The ineffable tuk-tuk, or samlors, are usually faster than taxis in traffic jams as they can weave in between cars, but you must be prepared for inhaling a day’s dose of traffic fumes. Tuk-tuk fares have escalated and they are now on par with metered taxis. Be prepared to pay about 40 baht for a short hop, or better yet, negotiate with the driver before you take the ride.
Those in a hurry can use motorcycle taxis to beat the jams. Fares are about the same as taking the tuk-tuk. But be forewarned that riding a motorcycle taxi on the main thoroughfares can be a little dangerous, although they are a perfectly safe and pleasant solution in the sois (lane or secondary streets) where Bangkok retains a village-like atmosphere. Some of the motorcycle taxis provide a helmet for their passengers though.
BTS (Bangkok Mass Transit System)
Bangkok’s answer to traffic jams along its key stops. Running from 6 a.m. to midnight, the fare depends on distance traveled, ranging from 10 – 44 baht/person. For frequent riders, it would be best to buy a stored value card, ranging from 440 – 800 baht/person that would ensure you a multiple trips at a flat rate of 20 baht per trip regardless of the destination.
SUBWAY (Bangkok Mass Rapid Transit)
With fares ranging from 14 – 36 baht, the subway run from the city’s main destinations. By linking several hotel, shopping centers and business districts, the subway can definitely help you reach your destination on time.
The State Railway of Thailand (SRT) runs express, fast and ordinary services throughout the country at very reasonable fares. There is also a train service between the city center and Don Mueang Airport.

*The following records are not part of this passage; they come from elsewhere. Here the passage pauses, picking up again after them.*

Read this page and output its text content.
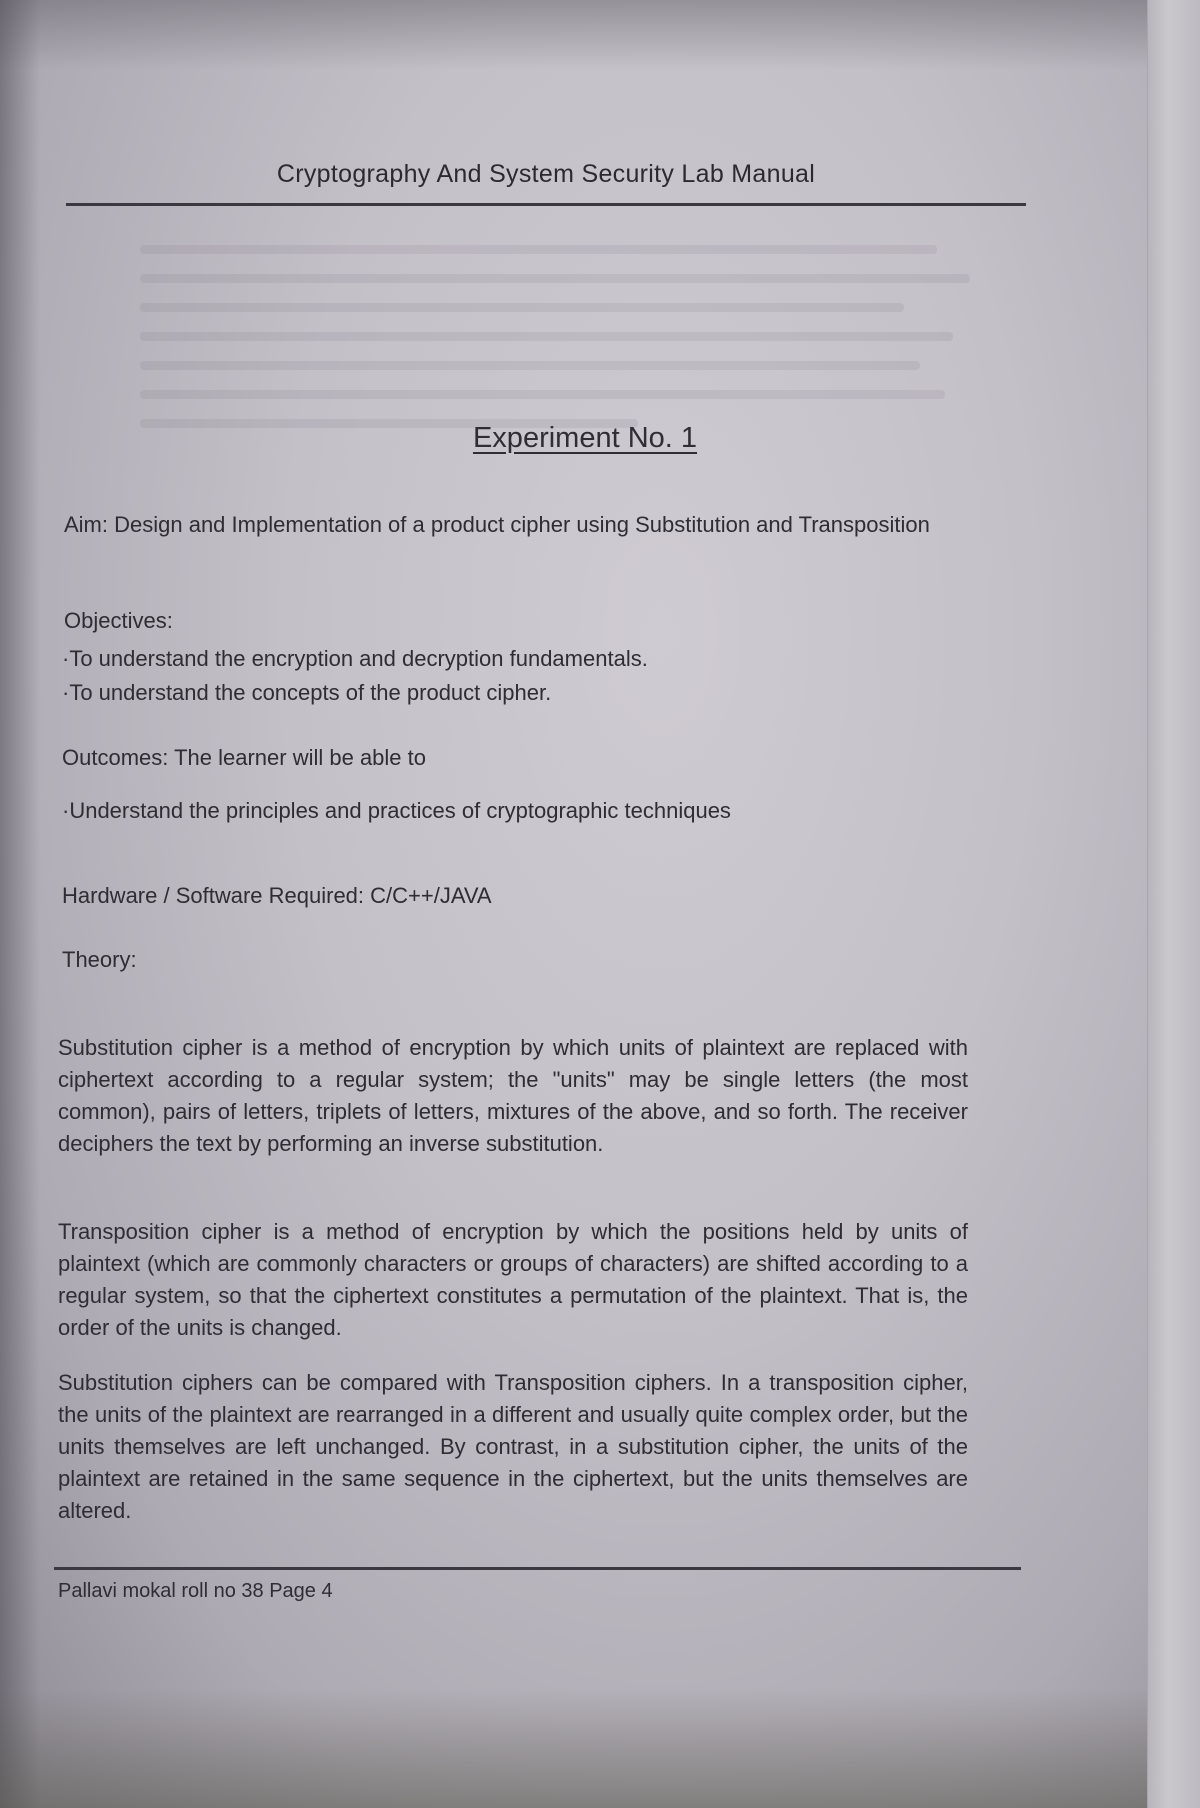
Cryptography And System Security Lab Manual
Experiment No. 1
Aim: Design and Implementation of a product cipher using Substitution and Transposition
Objectives:
· To understand the encryption and decryption fundamentals.
· To understand the concepts of the product cipher.
Outcomes: The learner will be able to
· Understand the principles and practices of cryptographic techniques
Hardware / Software Required: C/C++/JAVA
Theory:
Substitution cipher is a method of encryption by which units of plaintext are replaced with ciphertext according to a regular system; the "units" may be single letters (the most common), pairs of letters, triplets of letters, mixtures of the above, and so forth. The receiver deciphers the text by performing an inverse substitution.
Transposition cipher is a method of encryption by which the positions held by units of plaintext (which are commonly characters or groups of characters) are shifted according to a regular system, so that the ciphertext constitutes a permutation of the plaintext. That is, the order of the units is changed.
Substitution ciphers can be compared with Transposition ciphers. In a transposition cipher, the units of the plaintext are rearranged in a different and usually quite complex order, but the units themselves are left unchanged. By contrast, in a substitution cipher, the units of the plaintext are retained in the same sequence in the ciphertext, but the units themselves are altered.
Pallavi mokal roll no 38 Page 4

One can save a fair bit of money by making use of the public bus system, and they are comfortable as many buses on the main routes are air-conditioned. A non air-conditioned ride costs around 6 baht, while adding just another 5 baht. There are also micro buses which charge a uniform fare of 25 baht and accommodate a maximum of 30 passengers. Euro buses are also in service and theses between 10 and 18 baht.
The most pleasant way to get around Bangkok is undoubtedly the shuttle boats plying Bangkok’s waterways. They are faster and much more interesting. Although many of the klongs (canals) have been paved over, there are still a number of routes to be savored, e.g. along the Chao Phraya River and the adjoining canals. Fares range from 6 – 10 baht.